Third, Doucet's campaign attacked Aulas's platform on fiscal grounds. Doucet allies published a tribune in Le Parisien calling Aulas's program "unrealistic and unfundable." This fiscal credibility argument may have drawn centrist voters who broke for Doucet rather than Aulas in the first round.
The Case Against 90%: Where Aulas Could Still Find a Path
A 10% implied probability for Aulas is not zero, and the strongest counterargument deserves honest treatment. Aulas lost the first round by 0.58 percentage points — functionally a tie. In a two-candidate runoff, he needs to consolidate roughly 13 percentage points from eliminated candidates to overtake Doucet.
The arithmetic is not impossible. Dupalais's RN voters (7.07%) and Képénékian's independents (3.53%) lean right or center-right. If Aulas captures those blocs cleanly while Doucet and Belouassa-Cherifi's voters fail to unify — perhaps over policy disagreements on security or urban planning — the runoff tightens considerably. The embezzlement accusations raised against Doucet in the 2nd district, while not yet substantiated at the mayoral level, represent the kind of late-breaking narrative that could depress Green turnout if amplified in the final week.
There is also a social desirability bias question. Aulas, as a wealthy business figure and former president of Olympique Lyonnais, may have faced a polling effect where supporters were undersampled — but this would have depressed his polling numbers, not inflated them. Polls overestimated Aulas, which means the shy-voter hypothesis runs in the wrong direction for him.

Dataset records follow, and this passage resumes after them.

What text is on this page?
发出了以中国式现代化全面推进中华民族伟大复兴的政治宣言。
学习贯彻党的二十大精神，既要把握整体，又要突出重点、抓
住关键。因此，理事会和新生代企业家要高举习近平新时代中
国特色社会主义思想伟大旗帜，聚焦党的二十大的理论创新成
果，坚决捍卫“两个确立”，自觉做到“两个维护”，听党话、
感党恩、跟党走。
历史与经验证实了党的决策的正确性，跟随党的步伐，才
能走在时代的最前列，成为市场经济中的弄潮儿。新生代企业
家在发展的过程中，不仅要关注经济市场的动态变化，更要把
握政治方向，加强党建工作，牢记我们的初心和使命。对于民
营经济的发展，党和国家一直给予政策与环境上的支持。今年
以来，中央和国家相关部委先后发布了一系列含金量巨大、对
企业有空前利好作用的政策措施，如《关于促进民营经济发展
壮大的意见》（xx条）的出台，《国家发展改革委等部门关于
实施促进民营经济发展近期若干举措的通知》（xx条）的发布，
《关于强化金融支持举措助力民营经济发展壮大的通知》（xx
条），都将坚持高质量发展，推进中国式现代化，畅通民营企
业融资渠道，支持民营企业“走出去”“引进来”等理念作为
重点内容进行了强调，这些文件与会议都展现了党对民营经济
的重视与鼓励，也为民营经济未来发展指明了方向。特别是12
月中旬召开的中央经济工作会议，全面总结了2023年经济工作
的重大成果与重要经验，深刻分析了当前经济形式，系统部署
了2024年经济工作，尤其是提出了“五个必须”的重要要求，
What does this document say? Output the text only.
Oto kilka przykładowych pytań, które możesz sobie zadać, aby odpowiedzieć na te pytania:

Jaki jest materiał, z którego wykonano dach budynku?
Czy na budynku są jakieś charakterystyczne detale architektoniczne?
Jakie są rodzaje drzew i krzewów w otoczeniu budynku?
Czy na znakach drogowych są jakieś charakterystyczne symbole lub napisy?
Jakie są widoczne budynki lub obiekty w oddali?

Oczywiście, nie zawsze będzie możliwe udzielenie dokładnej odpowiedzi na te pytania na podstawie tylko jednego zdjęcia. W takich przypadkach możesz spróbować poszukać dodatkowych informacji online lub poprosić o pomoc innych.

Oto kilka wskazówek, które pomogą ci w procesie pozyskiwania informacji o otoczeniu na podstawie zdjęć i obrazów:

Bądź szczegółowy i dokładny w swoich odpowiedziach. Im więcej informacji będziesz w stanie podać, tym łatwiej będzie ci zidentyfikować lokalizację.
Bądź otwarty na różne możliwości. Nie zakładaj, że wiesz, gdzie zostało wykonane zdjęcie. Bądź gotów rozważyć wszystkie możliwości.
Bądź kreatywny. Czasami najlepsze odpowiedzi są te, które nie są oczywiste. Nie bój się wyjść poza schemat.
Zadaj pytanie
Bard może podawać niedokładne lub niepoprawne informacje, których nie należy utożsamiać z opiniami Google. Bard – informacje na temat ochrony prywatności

On balance, the market's 90% for Doucet appears aggressive but structurally justified. The left-green vote transfer math, the first-round momentum, and the polling model failure all point in the same direction. Aulas's path requires multiple low-probability events to align simultaneously. The runoff resolves on March 22, and at current pricing, the market believes the contest is effectively over. The only remaining question is whether 90% should be 95%.